There was a long silence. Mandy sucked on her cigarette gruffly and maintained eye contact with her friend. Sydney could feel her disbelief. She felt the familiar frustration of being a conversational captive. She knew she was under scrutiny but couldn’t defend herself. Mandy was too intelligent, she knew Sydney was leaving out some quintessential detail.

The silence was broken – mercifully – by the pizza arriving.
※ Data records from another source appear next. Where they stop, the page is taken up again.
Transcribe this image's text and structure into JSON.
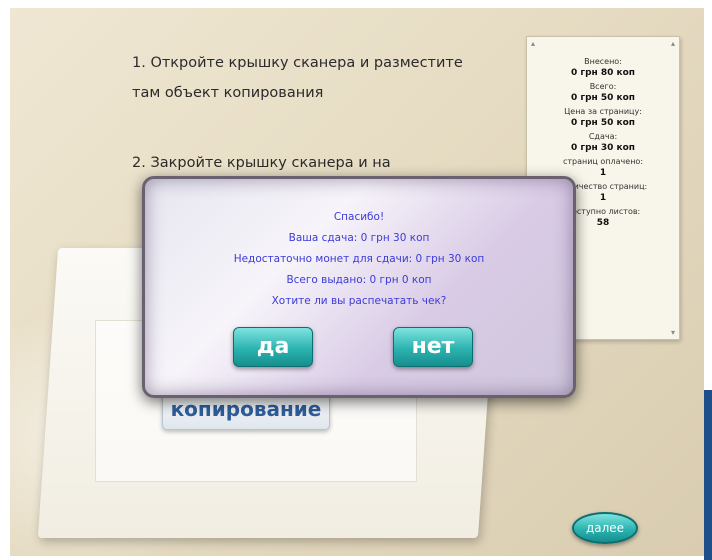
{
  "instructions": {
    "step1": "1.  Откройте крышку сканера и разместите  там объект копирования",
    "step2": "2.  Закройте крышку сканера и на"
  },
  "panel": {
    "items": [
      {
        "label": "Внесено:",
        "value": "0 грн 80 коп"
      },
      {
        "label": "Всего:",
        "value": "0 грн 50 коп"
      },
      {
        "label": "Цена за страницу:",
        "value": "0 грн 50 коп"
      },
      {
        "label": "Сдача:",
        "value": "0 грн 30 коп"
      },
      {
        "label": "страниц оплачено:",
        "value": "1"
      },
      {
        "label": "количество страниц:",
        "value": "1"
      },
      {
        "label": "Доступно листов:",
        "value": "58"
      }
    ]
  },
  "dialog": {
    "lines": [
      "Спасибо!",
      "Ваша сдача: 0 грн 30 коп",
      "Недостаточно монет для сдачи: 0 грн 30 коп",
      "Всего выдано: 0 грн 0 коп",
      "Хотите ли вы распечатать чек?"
    ],
    "yes_label": "да",
    "no_label": "нет"
  },
  "copy_button_label": "копирование",
  "next_button_label": "далее",
  "colors": {
    "dialog_text": "#3b3bd8",
    "button_teal": "#2bb3b0",
    "copy_text": "#2e5e9a"
  }
}
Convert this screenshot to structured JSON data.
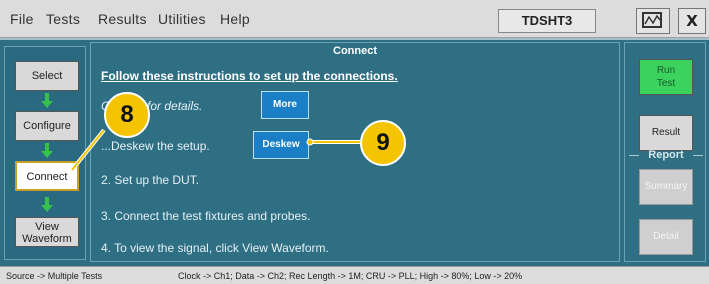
{
  "menu": {
    "items": [
      "File",
      "Tests",
      "Results",
      "Utilities",
      "Help"
    ],
    "app_title": "TDSHT3"
  },
  "window_controls": {
    "close_label": "X"
  },
  "left_nav": {
    "select": "Select",
    "configure": "Configure",
    "connect": "Connect",
    "view_waveform_line1": "View",
    "view_waveform_line2": "Waveform"
  },
  "center": {
    "title": "Connect",
    "instructions_heading": "Follow these instructions to set up the connections.",
    "step_details": "C... ...re for details.",
    "more_button": "More",
    "step1": "...Deskew the setup.",
    "deskew_button": "Deskew",
    "step2": "2. Set up the DUT.",
    "step3": "3. Connect the test fixtures and probes.",
    "step4": "4. To view the signal, click View Waveform."
  },
  "callouts": {
    "first": "8",
    "second": "9"
  },
  "right_panel": {
    "run_test_line1": "Run",
    "run_test_line2": "Test",
    "result": "Result",
    "report_label": "Report",
    "summary": "Summary",
    "detail": "Detail"
  },
  "status": {
    "source": "Source -> Multiple Tests",
    "config": "Clock -> Ch1; Data -> Ch2; Rec Length -> 1M; CRU -> PLL; High -> 80%; Low -> 20%"
  }
}
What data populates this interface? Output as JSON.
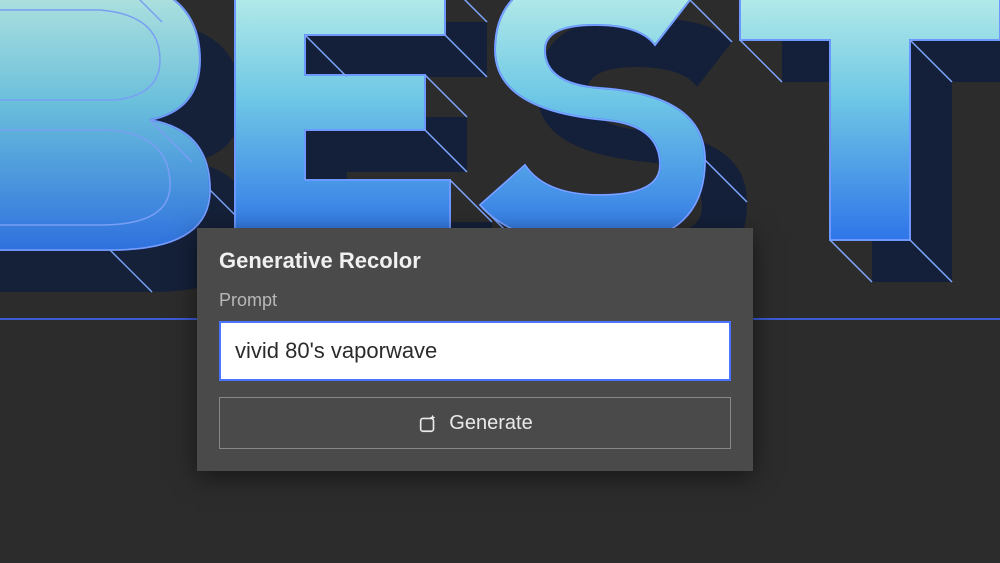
{
  "background": {
    "artwork_text": "BEST",
    "colors": {
      "wire_primary": "#3b6fff",
      "wire_light": "#7ea6ff",
      "face_gradient_top": "#bff0e8",
      "face_gradient_bottom": "#2f75e8",
      "canvas": "#2c2c2c"
    }
  },
  "panel": {
    "title": "Generative Recolor",
    "prompt_label": "Prompt",
    "prompt_value": "vivid 80's vaporwave",
    "generate_label": "Generate"
  }
}
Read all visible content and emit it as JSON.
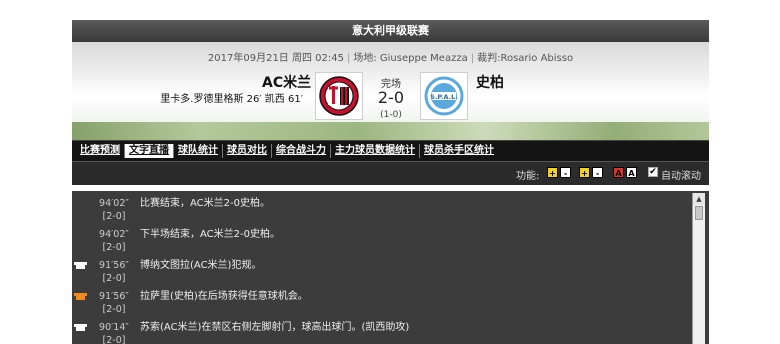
{
  "league": "意大利甲级联赛",
  "match_info": {
    "datetime": "2017年09月21日 周四 02:45",
    "venue": "场地: Giuseppe Meazza",
    "referee": "裁判:Rosario Abisso"
  },
  "home": {
    "name": "AC米兰",
    "scorers": "里卡多.罗德里格斯 26′ 凯西 61′"
  },
  "away": {
    "name": "史柏"
  },
  "status": "完场",
  "score": "2-0",
  "halftime": "(1-0)",
  "tabs": [
    {
      "label": "比赛预测"
    },
    {
      "label": "文字直播"
    },
    {
      "label": "球队统计"
    },
    {
      "label": "球员对比"
    },
    {
      "label": "综合战斗力"
    },
    {
      "label": "主力球员数据统计"
    },
    {
      "label": "球员杀手区统计"
    }
  ],
  "toolbar": {
    "func_label": "功能:",
    "buttons": [
      "+",
      "-",
      "+",
      "-",
      "A",
      "A"
    ],
    "auto_scroll_label": "自动滚动"
  },
  "events": [
    {
      "time": "94′02″",
      "period": "[2-0]",
      "text": "比赛结束，AC米兰2-0史柏。",
      "team": ""
    },
    {
      "time": "94′02″",
      "period": "[2-0]",
      "text": "下半场结束，AC米兰2-0史柏。",
      "team": ""
    },
    {
      "time": "91′56″",
      "period": "[2-0]",
      "text": "博纳文图拉(AC米兰)犯规。",
      "team": "home"
    },
    {
      "time": "91′56″",
      "period": "[2-0]",
      "text": "拉萨里(史柏)在后场获得任意球机会。",
      "team": "away"
    },
    {
      "time": "90′14″",
      "period": "[2-0]",
      "text": "苏索(AC米兰)在禁区右侧左脚射门，球高出球门。(凯西助攻)",
      "team": "home"
    }
  ],
  "colors": {
    "home_shirt": "#ffffff",
    "away_shirt": "#f08b1c",
    "league_bar": "#4a4a4a"
  }
}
Of course, Sydney eventually figured out that the angel’s voices belonged to other people down on earth. There was never really a single moment of awakening, she just began to slowly associate each voice with each person. It was difficult, because everything seems warped in your mind. Her delight at the things she could do with this knowledge was only dampened by her disappointment at not being a new age prophet. At the age of 13, the world was her oyster. She learned to pick out and focus on one voice at a time, even in a crowd, and how to block them out when they became annoying. She could learn the other children’s secrets even when they try not to think of them – it just took some carefully placed verbal suggestion. All she would have to do is make some passing remark on the subject nearby her mark, and whether they wanted it to or not, the thought she was hunting would spring forth in their mind. In class she excelled. She seemed to know exactly what the teachers wanted to her say and do. To the outside observer, she was unstoppable. Succeeding at anything she bothered to try, she was loved by all her teachers and reviled by every student. The only person who seemed utterly unmoved and unsurprised by her impossibly quick wit was Nancy McCain. Sydney noticed at a certain point that her mother’s thoughts were the only ones that she couldn't reach. Everyone had a different font and tone to their thoughts. Some people were light and airy, empty of cares. Most of the other kids, or her own, for instance. Others were slow and full, bogged down with unnecessary details. Her mother’s mind, though, was like trying to hold oil on your fingertips. She got the general shape of it – dark, slippery and scalding hot – but she couldn’t read her. Because of this, her mother began to become a source of fear. In the presence of any other person she felt completely in control, one step ahead. But her mother seemed to know her inside out. One day, when she was fifteen, it hit her that how she felt around her mother was most likely how her unsuspecting victims felt around her. She was less smug from then on.